Recently, a Grade 7 teaching invited me to collaborate with her in History. I told her about the leadership activity and we decided to try it with her students. Students wrote 5 significant events in their life and shared them with the group sequentially. Our timeline spanned from 2002-2015. There is probably a more tech savvy way to do this, but we went with this:
We then analyzed the events. They consisted of their own births, the births of their siblings, illnesses and surgeries, starting school, changing schools, starting different sports activities or hobbies etc. We then asked students what all of these events had in common. Students responded by saying that these events had an impact on who they became or involved big changes in their lives. It’s at this point that we shifted gears. We told students that it’s the same with history. For this next part, you could have heard a pin drop in the class. It was one of those magical moments when you KNOW you’ve got their attention. We went on to explain that there are events that are significant because they made a big impact on Canadian identity and involved big changes that are reflected in our world today. We expanded on the idea of what makes something significant, connecting their thoughts about their timeline to history.

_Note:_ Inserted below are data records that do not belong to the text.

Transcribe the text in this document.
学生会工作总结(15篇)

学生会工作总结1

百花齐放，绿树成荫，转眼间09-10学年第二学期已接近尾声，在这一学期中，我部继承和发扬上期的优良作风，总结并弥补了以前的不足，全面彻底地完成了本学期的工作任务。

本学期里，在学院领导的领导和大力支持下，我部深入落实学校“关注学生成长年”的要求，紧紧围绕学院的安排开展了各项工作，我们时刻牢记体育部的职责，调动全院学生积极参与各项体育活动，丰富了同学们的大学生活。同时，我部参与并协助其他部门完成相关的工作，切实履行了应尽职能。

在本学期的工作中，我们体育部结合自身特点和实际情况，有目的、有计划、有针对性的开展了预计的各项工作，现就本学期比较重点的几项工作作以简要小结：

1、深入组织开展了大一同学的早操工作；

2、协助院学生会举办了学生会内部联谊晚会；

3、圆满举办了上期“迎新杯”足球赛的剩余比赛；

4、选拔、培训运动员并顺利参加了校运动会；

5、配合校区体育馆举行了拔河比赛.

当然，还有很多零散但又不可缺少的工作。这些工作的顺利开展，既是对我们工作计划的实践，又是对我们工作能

Currently, students are working on their “top ten” significant events from 1713-1838. They have to rank them and explain why they are most significant. What do they reveal about our Canadian identity? How did they shape and change us? And I quote the Ontario Curriculum (p.130):
Historical importance is determined generally by the impact of something on a group of people and whether its effects are long lasting. Students develop their understanding that something that is historically significant for one group may not be significant for another. Significance may also be determined by the relevance of something from the past, including how it connects to a current issue or event.

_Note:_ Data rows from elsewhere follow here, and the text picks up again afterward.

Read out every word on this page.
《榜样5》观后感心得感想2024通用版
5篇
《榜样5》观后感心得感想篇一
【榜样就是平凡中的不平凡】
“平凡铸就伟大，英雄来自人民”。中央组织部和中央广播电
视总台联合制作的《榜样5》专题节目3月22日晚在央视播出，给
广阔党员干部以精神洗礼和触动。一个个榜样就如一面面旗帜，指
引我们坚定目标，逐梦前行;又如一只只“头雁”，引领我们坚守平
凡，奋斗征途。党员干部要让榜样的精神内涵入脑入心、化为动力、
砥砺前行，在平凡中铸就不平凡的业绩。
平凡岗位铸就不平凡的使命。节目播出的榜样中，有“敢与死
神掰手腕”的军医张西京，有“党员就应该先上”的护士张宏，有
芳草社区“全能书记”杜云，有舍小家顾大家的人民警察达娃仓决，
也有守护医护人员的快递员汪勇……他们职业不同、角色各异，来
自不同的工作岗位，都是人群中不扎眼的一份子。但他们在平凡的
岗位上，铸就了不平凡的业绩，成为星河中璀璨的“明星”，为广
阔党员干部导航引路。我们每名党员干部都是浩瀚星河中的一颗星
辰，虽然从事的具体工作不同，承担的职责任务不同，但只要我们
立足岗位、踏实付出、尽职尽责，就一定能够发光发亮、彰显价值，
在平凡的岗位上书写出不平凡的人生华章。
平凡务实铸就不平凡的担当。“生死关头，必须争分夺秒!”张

I’m already thinking of the questions that I need to ask after their presentations to tease out the last two sentences in the quote above.
Once students explore each other’s projects, and we delve deeper into significance we’re going to move into “Historical Fiction” and the idea of perspective. I love the book “Jeremy’s War” by John Ibbitson for example because it speaks to students about the war of 1812 better than a history book can. The voice is of a boy about their age living through the war and conversations he has when he encounters significant people. This is a genre that straddles fiction and non-fiction.

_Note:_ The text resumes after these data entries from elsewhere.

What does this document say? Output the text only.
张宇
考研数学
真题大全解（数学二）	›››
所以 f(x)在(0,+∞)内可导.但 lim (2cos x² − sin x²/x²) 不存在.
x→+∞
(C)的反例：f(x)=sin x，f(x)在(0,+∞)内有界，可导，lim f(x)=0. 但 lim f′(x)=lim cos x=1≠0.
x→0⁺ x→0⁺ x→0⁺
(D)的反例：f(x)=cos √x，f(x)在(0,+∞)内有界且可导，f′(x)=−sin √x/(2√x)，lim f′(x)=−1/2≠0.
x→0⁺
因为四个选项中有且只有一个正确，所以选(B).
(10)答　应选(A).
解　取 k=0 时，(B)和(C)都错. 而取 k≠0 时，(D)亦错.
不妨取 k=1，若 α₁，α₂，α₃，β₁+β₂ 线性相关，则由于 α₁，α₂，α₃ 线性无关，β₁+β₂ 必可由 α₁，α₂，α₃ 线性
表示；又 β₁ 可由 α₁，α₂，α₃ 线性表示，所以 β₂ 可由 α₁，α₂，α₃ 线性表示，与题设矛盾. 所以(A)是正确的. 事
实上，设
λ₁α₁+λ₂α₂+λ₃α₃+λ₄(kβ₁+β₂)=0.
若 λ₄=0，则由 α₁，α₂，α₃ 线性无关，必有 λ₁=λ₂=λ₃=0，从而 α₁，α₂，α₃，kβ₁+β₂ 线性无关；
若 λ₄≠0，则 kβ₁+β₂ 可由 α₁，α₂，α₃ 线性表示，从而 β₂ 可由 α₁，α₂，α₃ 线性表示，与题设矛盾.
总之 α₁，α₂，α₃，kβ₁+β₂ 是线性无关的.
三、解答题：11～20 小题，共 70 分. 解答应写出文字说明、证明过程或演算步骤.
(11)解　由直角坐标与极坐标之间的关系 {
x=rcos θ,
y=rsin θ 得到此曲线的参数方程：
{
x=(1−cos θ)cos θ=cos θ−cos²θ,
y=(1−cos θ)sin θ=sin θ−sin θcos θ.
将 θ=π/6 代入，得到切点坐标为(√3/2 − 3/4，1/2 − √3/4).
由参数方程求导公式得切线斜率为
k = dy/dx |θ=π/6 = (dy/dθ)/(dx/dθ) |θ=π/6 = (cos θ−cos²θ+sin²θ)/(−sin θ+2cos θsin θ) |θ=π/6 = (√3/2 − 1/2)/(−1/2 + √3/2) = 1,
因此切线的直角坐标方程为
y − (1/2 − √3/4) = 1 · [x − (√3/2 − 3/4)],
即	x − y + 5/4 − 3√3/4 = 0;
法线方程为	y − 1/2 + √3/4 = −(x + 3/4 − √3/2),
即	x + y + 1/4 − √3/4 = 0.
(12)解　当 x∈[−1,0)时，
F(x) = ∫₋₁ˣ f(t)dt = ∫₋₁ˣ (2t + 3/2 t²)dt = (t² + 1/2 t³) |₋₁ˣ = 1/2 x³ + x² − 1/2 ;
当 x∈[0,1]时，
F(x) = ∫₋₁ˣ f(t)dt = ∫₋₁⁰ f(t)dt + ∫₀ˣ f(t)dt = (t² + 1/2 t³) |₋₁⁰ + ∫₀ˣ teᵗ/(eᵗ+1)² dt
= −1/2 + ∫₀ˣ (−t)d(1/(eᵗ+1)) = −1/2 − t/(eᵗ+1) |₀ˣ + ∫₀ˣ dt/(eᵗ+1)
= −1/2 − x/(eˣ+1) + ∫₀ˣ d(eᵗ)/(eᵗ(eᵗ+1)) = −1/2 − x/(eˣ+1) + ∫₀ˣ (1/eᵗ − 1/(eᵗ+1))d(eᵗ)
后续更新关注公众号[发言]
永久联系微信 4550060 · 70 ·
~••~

And finally, we will be writing some historical fiction. They are going to choose the event that they connected with the most this year. I share with them my family history in Quebec and model the facts that I would use to create a story. I blogged about the same task at this time last year. They will create a “Choose Your Own Adventure” story in a Google Presentation format that will be told in the first person and include at least two different perspectives. If you Google “Choose Your Own Adventure Sylvia Duckworth”, you will find great templates, resources and instructions on how to do this.
This class will have had the chance to discuss history, read some historical fiction and then finally write about history. It makes me think of Rachel Wente-Chaney, a keynote speaker at the Google for Education summit in Kitchener a little while back. She started off by asking “What story do you want to tell?”. She continued to quote from “Consciousness Reconsidered” by Owen Flanagan of Duke University, who says that “evidence strongly suggests that humans in all cultures come to cast their own identity in some sort of narrative form. We are inveterate storytellers”. Don’t we all write our own history? It’s probably also defined by the stories we don’t tell…
And well, you can’t talk about impact without a good quote from Winston Churchill. How do you want to be remembered?